Plateau iris is a condition in which the ciliary processes are positioned anteriorly, displacing the peripheral iris forward. Up to 20 percent of angle closure glaucoma may be due to plateau iris4. On gonioscopy, prominent last rolls of the iris are visible with a sharp drop-off of the peripheral iris. This is also known as the double-hump sign. What really differentiates plateau iris configuration from the appositional angle is the anteriorly positioned ciliary processes. We cannot view structures posterior to the iris on gonioscopy or AS-OCT, which makes the UBM incredibly useful in the diagnosis of plateau iris.

Because peripheral iridotomy cannot change the displaced ciliary processes, a patent iridotomy can still lead to angle closure in plateau iris syndrome. However, appositional angle component can still be present in conjunction with plateau iris. The appositional angle can be treated with LPI or cataract surgery to prevent pupillary block. When LPI is unsuccessful in opening the angle due to plateau iris, and cataract surgery is not indicated, peripheral iridoplasty can widen the angle.

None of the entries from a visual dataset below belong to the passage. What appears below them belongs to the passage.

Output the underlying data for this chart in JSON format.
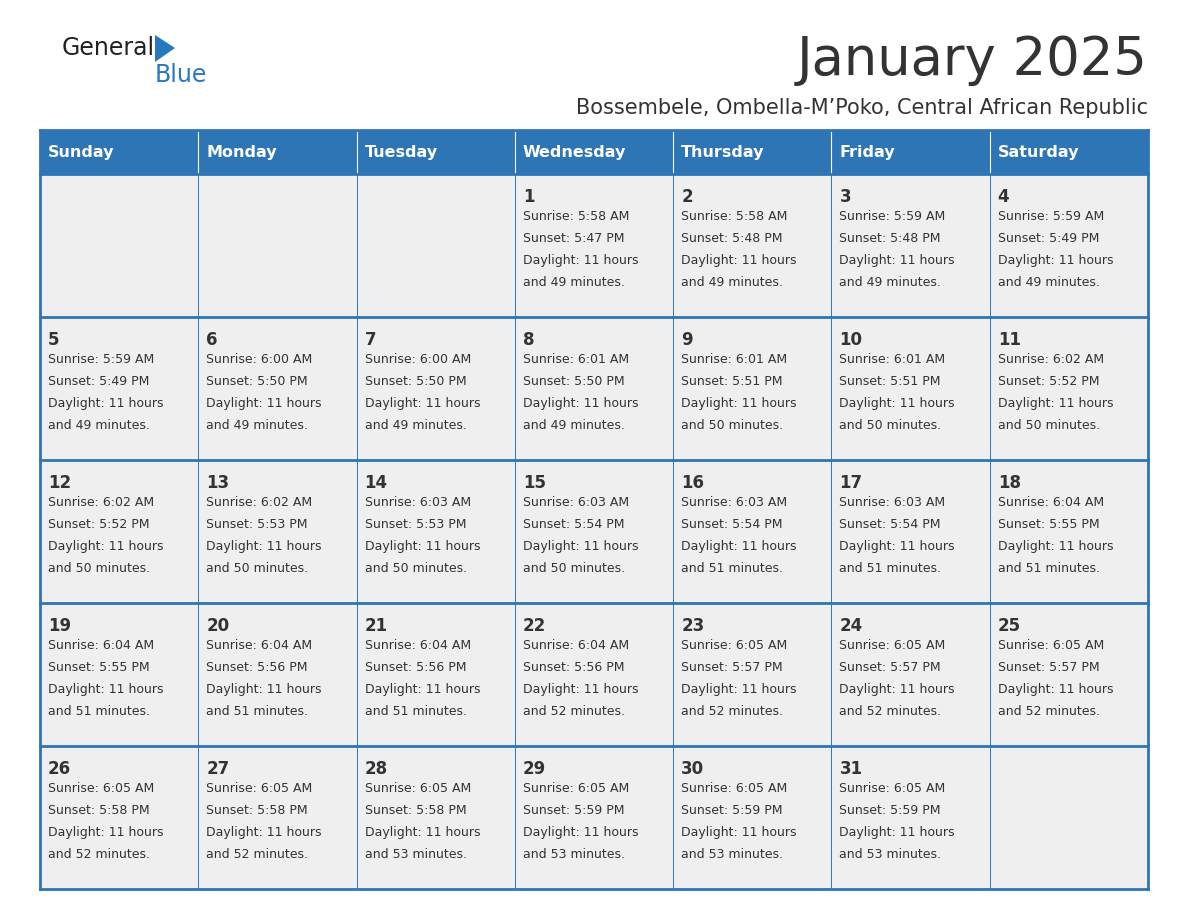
{
  "title": "January 2025",
  "subtitle": "Bossembele, Ombella-M’Poko, Central African Republic",
  "days_of_week": [
    "Sunday",
    "Monday",
    "Tuesday",
    "Wednesday",
    "Thursday",
    "Friday",
    "Saturday"
  ],
  "header_bg": "#2E75B6",
  "header_text": "#FFFFFF",
  "cell_bg": "#EFEFEF",
  "border_color": "#2E75B6",
  "text_color": "#333333",
  "logo_general_color": "#222222",
  "logo_blue_color": "#2878C0",
  "calendar_data": [
    [
      {
        "day": "",
        "sunrise": "",
        "sunset": "",
        "daylight": ""
      },
      {
        "day": "",
        "sunrise": "",
        "sunset": "",
        "daylight": ""
      },
      {
        "day": "",
        "sunrise": "",
        "sunset": "",
        "daylight": ""
      },
      {
        "day": "1",
        "sunrise": "5:58 AM",
        "sunset": "5:47 PM",
        "daylight": "11 hours and 49 minutes."
      },
      {
        "day": "2",
        "sunrise": "5:58 AM",
        "sunset": "5:48 PM",
        "daylight": "11 hours and 49 minutes."
      },
      {
        "day": "3",
        "sunrise": "5:59 AM",
        "sunset": "5:48 PM",
        "daylight": "11 hours and 49 minutes."
      },
      {
        "day": "4",
        "sunrise": "5:59 AM",
        "sunset": "5:49 PM",
        "daylight": "11 hours and 49 minutes."
      }
    ],
    [
      {
        "day": "5",
        "sunrise": "5:59 AM",
        "sunset": "5:49 PM",
        "daylight": "11 hours and 49 minutes."
      },
      {
        "day": "6",
        "sunrise": "6:00 AM",
        "sunset": "5:50 PM",
        "daylight": "11 hours and 49 minutes."
      },
      {
        "day": "7",
        "sunrise": "6:00 AM",
        "sunset": "5:50 PM",
        "daylight": "11 hours and 49 minutes."
      },
      {
        "day": "8",
        "sunrise": "6:01 AM",
        "sunset": "5:50 PM",
        "daylight": "11 hours and 49 minutes."
      },
      {
        "day": "9",
        "sunrise": "6:01 AM",
        "sunset": "5:51 PM",
        "daylight": "11 hours and 50 minutes."
      },
      {
        "day": "10",
        "sunrise": "6:01 AM",
        "sunset": "5:51 PM",
        "daylight": "11 hours and 50 minutes."
      },
      {
        "day": "11",
        "sunrise": "6:02 AM",
        "sunset": "5:52 PM",
        "daylight": "11 hours and 50 minutes."
      }
    ],
    [
      {
        "day": "12",
        "sunrise": "6:02 AM",
        "sunset": "5:52 PM",
        "daylight": "11 hours and 50 minutes."
      },
      {
        "day": "13",
        "sunrise": "6:02 AM",
        "sunset": "5:53 PM",
        "daylight": "11 hours and 50 minutes."
      },
      {
        "day": "14",
        "sunrise": "6:03 AM",
        "sunset": "5:53 PM",
        "daylight": "11 hours and 50 minutes."
      },
      {
        "day": "15",
        "sunrise": "6:03 AM",
        "sunset": "5:54 PM",
        "daylight": "11 hours and 50 minutes."
      },
      {
        "day": "16",
        "sunrise": "6:03 AM",
        "sunset": "5:54 PM",
        "daylight": "11 hours and 51 minutes."
      },
      {
        "day": "17",
        "sunrise": "6:03 AM",
        "sunset": "5:54 PM",
        "daylight": "11 hours and 51 minutes."
      },
      {
        "day": "18",
        "sunrise": "6:04 AM",
        "sunset": "5:55 PM",
        "daylight": "11 hours and 51 minutes."
      }
    ],
    [
      {
        "day": "19",
        "sunrise": "6:04 AM",
        "sunset": "5:55 PM",
        "daylight": "11 hours and 51 minutes."
      },
      {
        "day": "20",
        "sunrise": "6:04 AM",
        "sunset": "5:56 PM",
        "daylight": "11 hours and 51 minutes."
      },
      {
        "day": "21",
        "sunrise": "6:04 AM",
        "sunset": "5:56 PM",
        "daylight": "11 hours and 51 minutes."
      },
      {
        "day": "22",
        "sunrise": "6:04 AM",
        "sunset": "5:56 PM",
        "daylight": "11 hours and 52 minutes."
      },
      {
        "day": "23",
        "sunrise": "6:05 AM",
        "sunset": "5:57 PM",
        "daylight": "11 hours and 52 minutes."
      },
      {
        "day": "24",
        "sunrise": "6:05 AM",
        "sunset": "5:57 PM",
        "daylight": "11 hours and 52 minutes."
      },
      {
        "day": "25",
        "sunrise": "6:05 AM",
        "sunset": "5:57 PM",
        "daylight": "11 hours and 52 minutes."
      }
    ],
    [
      {
        "day": "26",
        "sunrise": "6:05 AM",
        "sunset": "5:58 PM",
        "daylight": "11 hours and 52 minutes."
      },
      {
        "day": "27",
        "sunrise": "6:05 AM",
        "sunset": "5:58 PM",
        "daylight": "11 hours and 52 minutes."
      },
      {
        "day": "28",
        "sunrise": "6:05 AM",
        "sunset": "5:58 PM",
        "daylight": "11 hours and 53 minutes."
      },
      {
        "day": "29",
        "sunrise": "6:05 AM",
        "sunset": "5:59 PM",
        "daylight": "11 hours and 53 minutes."
      },
      {
        "day": "30",
        "sunrise": "6:05 AM",
        "sunset": "5:59 PM",
        "daylight": "11 hours and 53 minutes."
      },
      {
        "day": "31",
        "sunrise": "6:05 AM",
        "sunset": "5:59 PM",
        "daylight": "11 hours and 53 minutes."
      },
      {
        "day": "",
        "sunrise": "",
        "sunset": "",
        "daylight": ""
      }
    ]
  ]
}
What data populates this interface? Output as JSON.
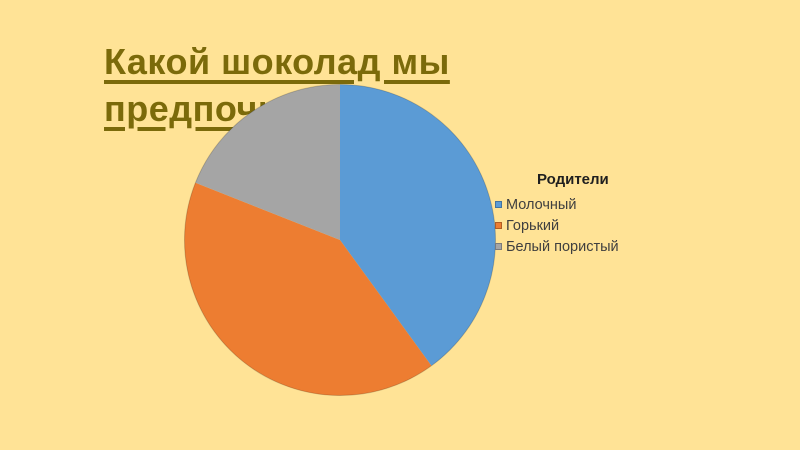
{
  "slide": {
    "title": {
      "line1": "Какой шоколад мы",
      "line2": "предпочитаем"
    }
  },
  "chart_data": {
    "type": "pie",
    "title": "Родители",
    "categories": [
      "Молочный",
      "Горький",
      "Белый пористый"
    ],
    "values": [
      40,
      41,
      19
    ],
    "angles_deg": [
      144,
      147.6,
      68.4
    ],
    "colors": [
      "#5B9BD5",
      "#ED7D31",
      "#A5A5A5"
    ],
    "start_angle_deg": 0,
    "direction": "clockwise",
    "legend_position": "right",
    "data_labels_shown": false
  },
  "colors": {
    "slide_background": "#FFE396",
    "title_text": "#7B6A0A",
    "legend_title_text": "#1F1F1F",
    "legend_item_text": "#3F3F3F",
    "pie_outline": "rgba(0,0,0,0.18)"
  }
}
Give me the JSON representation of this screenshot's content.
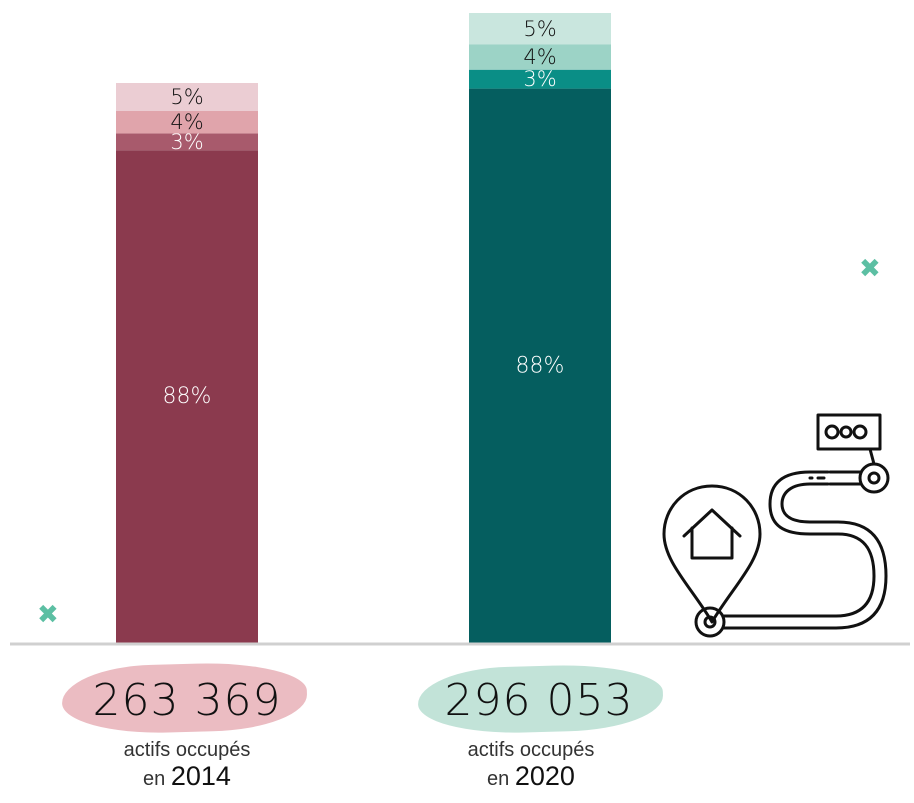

Laser burns contract and pull the iris root away from the angle structures.


Although acute angle closure is relatively rare, we want to be on the lookout for patients at risk. Newer imaging technologies have become popular assessment methods. When used in conjunction with gonioscopy, they provide quantitative and qualitative data that guide our diagnoses and help us select appropriate treatment.


If you ever have questions about occludable angles, feel free to contact any of our optometric physicians. We are always happy to help.

  1. Foster PJ, Devereux JG, Alsbirk PH, et al. Detection of gonioscopically occludable angles and primary angle closure glaucoma by estimation of limbal chamber depth in Asians: modified grading scheme. British Journal of Ophthalmology 2000;84:186-192.
  2. Kim, Y.Y. & Jung, H.R. (1997). Clarifying the nomenclature for primary angle-closure glaucoma. Surv Ophthalmol, Vol. 42, No. 2, (Sep-Oct 1997) pp. (125-136).
  3. George R, Paul PG, Baskaran M, et al. Ocular biometry in occludable angles and angle closure glaucoma: a population based survey. The British Journal of Ophthalmology. 2003;87(4):399-402
  4. He M, Friedman DS, Ge J, Huang W, Jin C, Lee PS, Khaw PT, Foster PJ. Laser peripheral iridotomy in primary angle-closure suspects: Biometric and gonioscopic outcomes: the Liwan Eye Study. Ophthalmology 2007;114:3:494-500. Epub 2006 Nov 21.